In sostanza, il rottamatore, che si è presentato come colui che avrebbe rottamato il potere e le sue vecchie logiche si ritrova vittima di quest’ultime, costretto ad accettare un obbligato “passo di lato”, che in pratica si traduce in una brusca ‘frenata’ del suo treno in corsa. Una dimostrazione del “passo di lato” il premier Renzi la dà parlando di cambiamento e di futuro in maniera non più personalistica, o agganciata al suo destino, bensì citando “il futuro dell’Italia” che “deve cambiare, diventare più semplice”. Ma tutto ciò “sarà possibile se il Paese non avrà paura”, sottolinea Renzi che non rinuncia alla sua grinta e ammonisce i “populisti” che “guardano al futuro come una minaccia da cui proteggersi, di cui aver timore”.

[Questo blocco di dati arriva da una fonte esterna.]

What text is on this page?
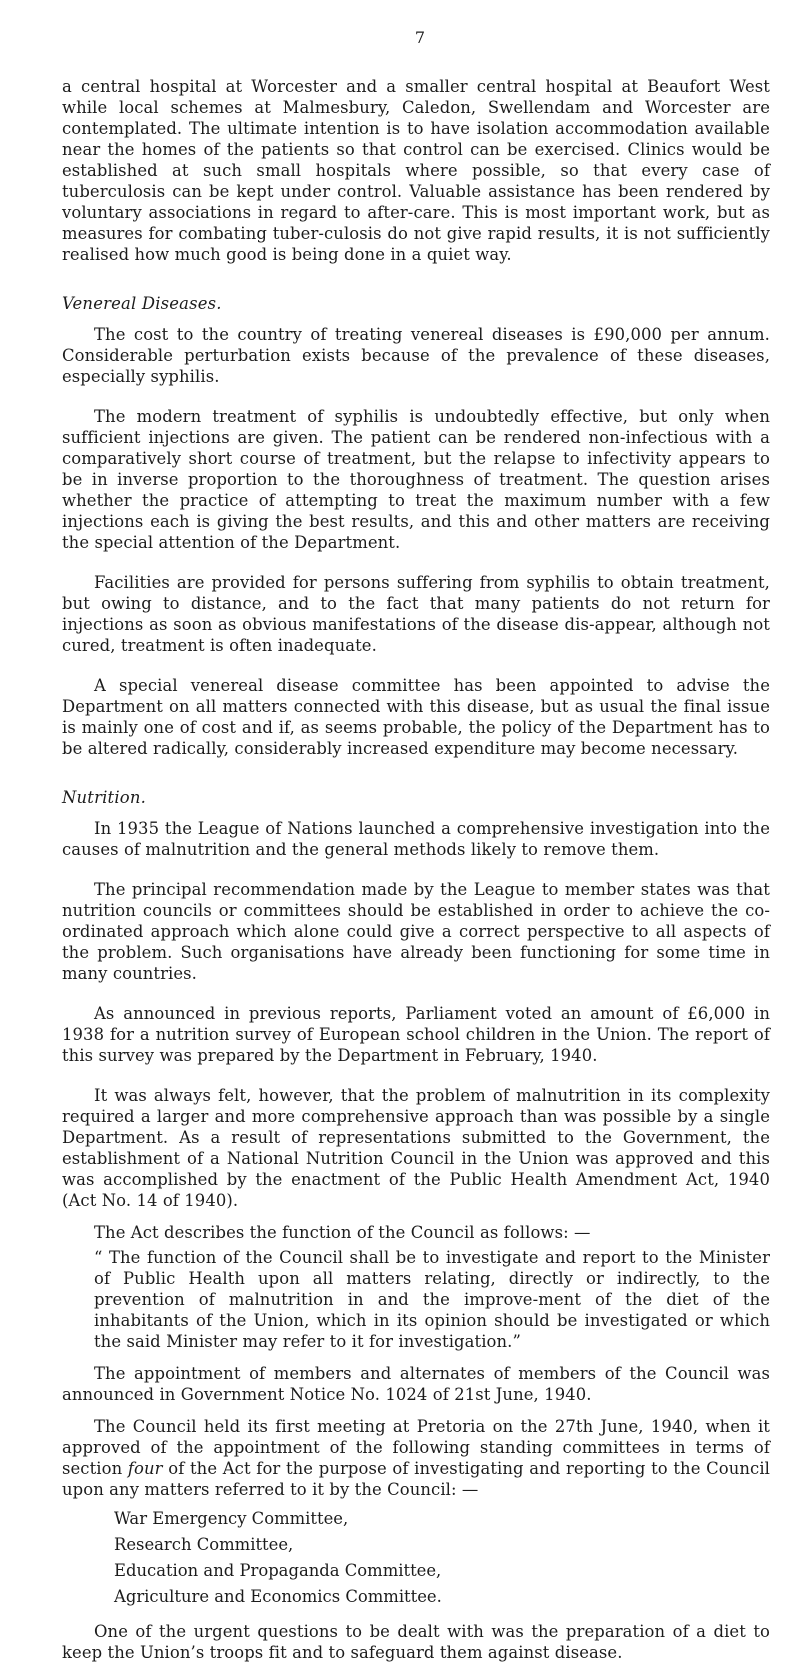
7

a central hospital at Worcester and a smaller central hospital at Beaufort West while local schemes at Malmesbury, Caledon, Swellendam and Worcester are contemplated. The ultimate intention is to have isolation accommodation available near the homes of the patients so that control can be exercised. Clinics would be established at such small hospitals where possible, so that every case of tuberculosis can be kept under control. Valuable assistance has been rendered by voluntary associations in regard to after-care. This is most important work, but as measures for combating tuber-culosis do not give rapid results, it is not sufficiently realised how much good is being done in a quiet way.

Venereal Diseases.

The cost to the country of treating venereal diseases is £90,000 per annum. Considerable perturbation exists because of the prevalence of these diseases, especially syphilis.

The modern treatment of syphilis is undoubtedly effective, but only when sufficient injections are given. The patient can be rendered non-infectious with a comparatively short course of treatment, but the relapse to infectivity appears to be in inverse proportion to the thoroughness of treatment. The question arises whether the practice of attempting to treat the maximum number with a few injections each is giving the best results, and this and other matters are receiving the special attention of the Department.

Facilities are provided for persons suffering from syphilis to obtain treatment, but owing to distance, and to the fact that many patients do not return for injections as soon as obvious manifestations of the disease dis-appear, although not cured, treatment is often inadequate.

A special venereal disease committee has been appointed to advise the Department on all matters connected with this disease, but as usual the final issue is mainly one of cost and if, as seems probable, the policy of the Department has to be altered radically, considerably increased expenditure may become necessary.

Nutrition.

In 1935 the League of Nations launched a comprehensive investigation into the causes of malnutrition and the general methods likely to remove them.

The principal recommendation made by the League to member states was that nutrition councils or committees should be established in order to achieve the co-ordinated approach which alone could give a correct perspective to all aspects of the problem. Such organisations have already been functioning for some time in many countries.

As announced in previous reports, Parliament voted an amount of £6,000 in 1938 for a nutrition survey of European school children in the Union. The report of this survey was prepared by the Department in February, 1940.

It was always felt, however, that the problem of malnutrition in its complexity required a larger and more comprehensive approach than was possible by a single Department. As a result of representations submitted to the Government, the establishment of a National Nutrition Council in the Union was approved and this was accomplished by the enactment of the Public Health Amendment Act, 1940 (Act No. 14 of 1940).

The Act describes the function of the Council as follows: —

“ The function of the Council shall be to investigate and report to the Minister of Public Health upon all matters relating, directly or indirectly, to the prevention of malnutrition in and the improve-ment of the diet of the inhabitants of the Union, which in its opinion should be investigated or which the said Minister may refer to it for investigation.”

The appointment of members and alternates of members of the Council was announced in Government Notice No. 1024 of 21st June, 1940.

The Council held its first meeting at Pretoria on the 27th June, 1940, when it approved of the appointment of the following standing committees in terms of section four of the Act for the purpose of investigating and reporting to the Council upon any matters referred to it by the Council: —

War Emergency Committee,
Research Committee,
Education and Propaganda Committee,
Agriculture and Economics Committee.

One of the urgent questions to be dealt with was the preparation of a diet to keep the Union’s troops fit and to safeguard them against disease.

Il referendum costituzionale rimane “la partita con la P maiuscola” e anche di fronte ai risultati non proprio rincuoranti delle Amministrative il premier-segretario dichiara di voler tenere “saldo il timone”. Anche all’interno del proprio partito dove apre ad un eventuale dialogo con la minoranza che vorrebbe una revisione a viso aperto della nuova legge elettorale, anche se Renzi non ci pensa proprio. La minoranza dem chiede al suo segretario di essere inoltre “più inclusivo” svincolandosi dal suo profilo personalistico che per i non renziani rappresenta una cifra svantaggiosa per il Pd di tutti. In definitiva la partita di ottobre sarà di certo “un match tirato”, come lo definisce Renzi rivolgendosi ai suoi. Visto l’esito delle Amministrative e l’aria che tira, inoltre, potrebbe trasformarsi anch’esso in una ulteriore occasione per mandare a casa il potere, e quindi il cosiddetto ‘establishment’ ora rappresentato da Renzi e dal renzismo. A prescindere.